Pengertian Tadabbur menurut Dr. Musaid ath-Thayyar

Musâ’id al-Thayyâr menerangkan bahwa tadabbur berasal dari kata dasar dabbara, yang menunjukkan kepada arti “akhir, ujung sesuatu atau bagian belakang”. Lalu menggunakan bentuk tafa’ul untuk menunjukkan makna dibebankan suatu perbuatan, dan memperoleh hasil setelah adanya kesungguhan. Sehingga tadabbur dalam bentuk ini bermakna sebuah upaya memperhatikan sesuatu yang ditadabburi satu demi satu, atau berkali-kali.

Secara terminologi, tadabbur adalah memperhatikan (nadzar) akhir sesuatu dan memikirkan (tafakkur) akibatnya. Dan tadabbur juga digunakan dalam arti ta`ammul, maksudnya memperhatikan hakikat sesuatu dan bagian-bagiannya, awal atau penyebabnya serta dampak dan akibatnya.

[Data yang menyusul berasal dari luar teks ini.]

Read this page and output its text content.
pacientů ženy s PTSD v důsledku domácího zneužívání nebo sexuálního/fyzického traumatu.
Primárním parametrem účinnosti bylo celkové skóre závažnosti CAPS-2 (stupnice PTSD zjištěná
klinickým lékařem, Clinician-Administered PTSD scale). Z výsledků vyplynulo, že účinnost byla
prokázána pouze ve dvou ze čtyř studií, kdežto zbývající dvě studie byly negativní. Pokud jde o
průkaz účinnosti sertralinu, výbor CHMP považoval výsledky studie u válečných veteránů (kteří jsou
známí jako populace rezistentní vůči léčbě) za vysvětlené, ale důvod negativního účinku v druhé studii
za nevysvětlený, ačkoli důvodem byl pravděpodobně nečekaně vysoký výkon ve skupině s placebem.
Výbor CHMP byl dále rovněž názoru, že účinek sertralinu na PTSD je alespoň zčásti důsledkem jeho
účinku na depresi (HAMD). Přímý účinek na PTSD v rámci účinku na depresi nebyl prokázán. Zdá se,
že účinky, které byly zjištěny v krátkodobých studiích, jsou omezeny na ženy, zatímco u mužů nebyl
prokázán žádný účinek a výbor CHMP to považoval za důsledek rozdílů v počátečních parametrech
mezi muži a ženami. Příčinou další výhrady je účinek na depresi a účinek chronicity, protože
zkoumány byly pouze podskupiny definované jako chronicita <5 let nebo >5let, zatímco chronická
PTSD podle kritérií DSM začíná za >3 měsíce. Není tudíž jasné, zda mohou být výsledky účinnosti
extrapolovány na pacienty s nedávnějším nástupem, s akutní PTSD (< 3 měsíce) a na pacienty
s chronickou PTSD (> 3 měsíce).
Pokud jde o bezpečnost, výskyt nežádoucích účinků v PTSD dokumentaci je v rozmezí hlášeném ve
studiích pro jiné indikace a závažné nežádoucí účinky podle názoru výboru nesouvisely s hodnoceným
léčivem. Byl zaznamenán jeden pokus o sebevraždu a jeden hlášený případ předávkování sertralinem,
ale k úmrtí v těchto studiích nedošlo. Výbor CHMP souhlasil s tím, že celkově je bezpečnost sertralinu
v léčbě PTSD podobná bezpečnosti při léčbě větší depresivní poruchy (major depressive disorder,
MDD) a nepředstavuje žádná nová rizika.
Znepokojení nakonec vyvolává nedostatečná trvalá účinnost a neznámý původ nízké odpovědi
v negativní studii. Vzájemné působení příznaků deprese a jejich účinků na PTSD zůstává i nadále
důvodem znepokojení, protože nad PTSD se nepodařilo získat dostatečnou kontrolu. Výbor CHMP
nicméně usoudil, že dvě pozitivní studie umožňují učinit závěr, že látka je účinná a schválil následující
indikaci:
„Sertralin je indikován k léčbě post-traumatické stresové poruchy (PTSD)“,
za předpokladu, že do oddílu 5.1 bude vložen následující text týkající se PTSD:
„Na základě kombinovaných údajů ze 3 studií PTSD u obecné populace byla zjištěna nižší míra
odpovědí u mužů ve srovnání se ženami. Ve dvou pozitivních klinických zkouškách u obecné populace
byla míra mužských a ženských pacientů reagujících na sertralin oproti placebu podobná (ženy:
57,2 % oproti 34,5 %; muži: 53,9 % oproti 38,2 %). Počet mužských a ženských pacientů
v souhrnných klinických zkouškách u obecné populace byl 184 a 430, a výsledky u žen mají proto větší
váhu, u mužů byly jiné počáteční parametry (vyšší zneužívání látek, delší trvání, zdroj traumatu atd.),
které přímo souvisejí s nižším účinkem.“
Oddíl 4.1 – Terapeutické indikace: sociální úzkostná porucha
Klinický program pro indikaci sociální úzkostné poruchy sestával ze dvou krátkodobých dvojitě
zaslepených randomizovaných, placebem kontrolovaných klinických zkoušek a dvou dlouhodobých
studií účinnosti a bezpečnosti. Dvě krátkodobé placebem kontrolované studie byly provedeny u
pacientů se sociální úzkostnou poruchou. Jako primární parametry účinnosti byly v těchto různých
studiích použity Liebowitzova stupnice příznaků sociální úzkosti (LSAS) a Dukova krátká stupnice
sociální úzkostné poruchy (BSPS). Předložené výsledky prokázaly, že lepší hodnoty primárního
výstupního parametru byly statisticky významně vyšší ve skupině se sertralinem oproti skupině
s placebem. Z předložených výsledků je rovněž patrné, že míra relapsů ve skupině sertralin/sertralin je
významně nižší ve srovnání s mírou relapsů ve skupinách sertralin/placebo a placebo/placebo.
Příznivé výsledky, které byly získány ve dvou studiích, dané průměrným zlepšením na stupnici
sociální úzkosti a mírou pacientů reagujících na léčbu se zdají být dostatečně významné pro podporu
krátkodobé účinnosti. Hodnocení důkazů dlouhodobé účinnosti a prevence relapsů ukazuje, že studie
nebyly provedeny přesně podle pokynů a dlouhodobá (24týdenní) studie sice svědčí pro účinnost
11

Perintah tadabbur terdapat pada empat tempat dalam al-Quran, perintah tadabbur itu, terdapat dalam dua ayat yang konteksnya tentang orang-orang munafik, dan dua ayat tentang orang-orang kafir.

Sekalipun demikian, orang-orang beriman termasuk dalam konteks tersebut, khususnya dalam QS. Shâd [38]: 29, liyadabbarȗ âyâtih, yang diperkuat (syâhid) dengan adanya qirâah “litadabbarȗ âyâtih” dengan dlamir tâ, yang bermakna supaya engkau, Muhammad dan pengikutmu men-tadabburinya. Ini adalah qirâah Abȗ Ja’far al-Madanî yang termasuk qirâah al-’asyrah, yang dinisbatkan kepada ‘Âshim.

Musâ’id al-Thayyâr menegaskan kembali konteks perintah tadabbur ini, menurutnya sekalipun ayal-ayat tentang tadabbur terdapat dalam konteks orang-orang munafik dan kafir, tetapi konteks atau khithâb untuk orang-orang beriman adalah yang paling relevan, karena mereka adalah kelompok prioritas dalam menerima manfaat dengan melakukan tadabbur al-Qur`an.

Secara konseptual, tadabbur ini dilakukan setelah adanya pemahaman, karena tidak mungkin untuk mentadabburi suatu perkataan yang tidak dimengerti. Hal ini mengindikasikan bahwa secara umum tidak ada dalam al-Quran yang tidak dapat dipahami maknanya, karena diperintahkan untuk mentadabburinya.

Tadabbur juga berhubungan erat dengan tafsir, karena untuk melakukannya berhubungan dengan makna yang sudah diketahui, artinya tadabbur itu dilakukan setelah tafsir.

Baca juga:   Kritik Musaid ath-Thayyar terhadap Istilah Tafsir Bil Ma’tsur

Terdapat beberapa terminologi yang memiliki makna yang berdekatan dengan tadabbur, seperti tafakkur, tadzakkur, nadzar, taammul, itibâr dan istibshâr. Masing-masing terminologi memiliki karakteristik atau batasannya sendiri-sendiri yang berbeda antara satu dan lain, sekalipun memiliki kedekatan makna.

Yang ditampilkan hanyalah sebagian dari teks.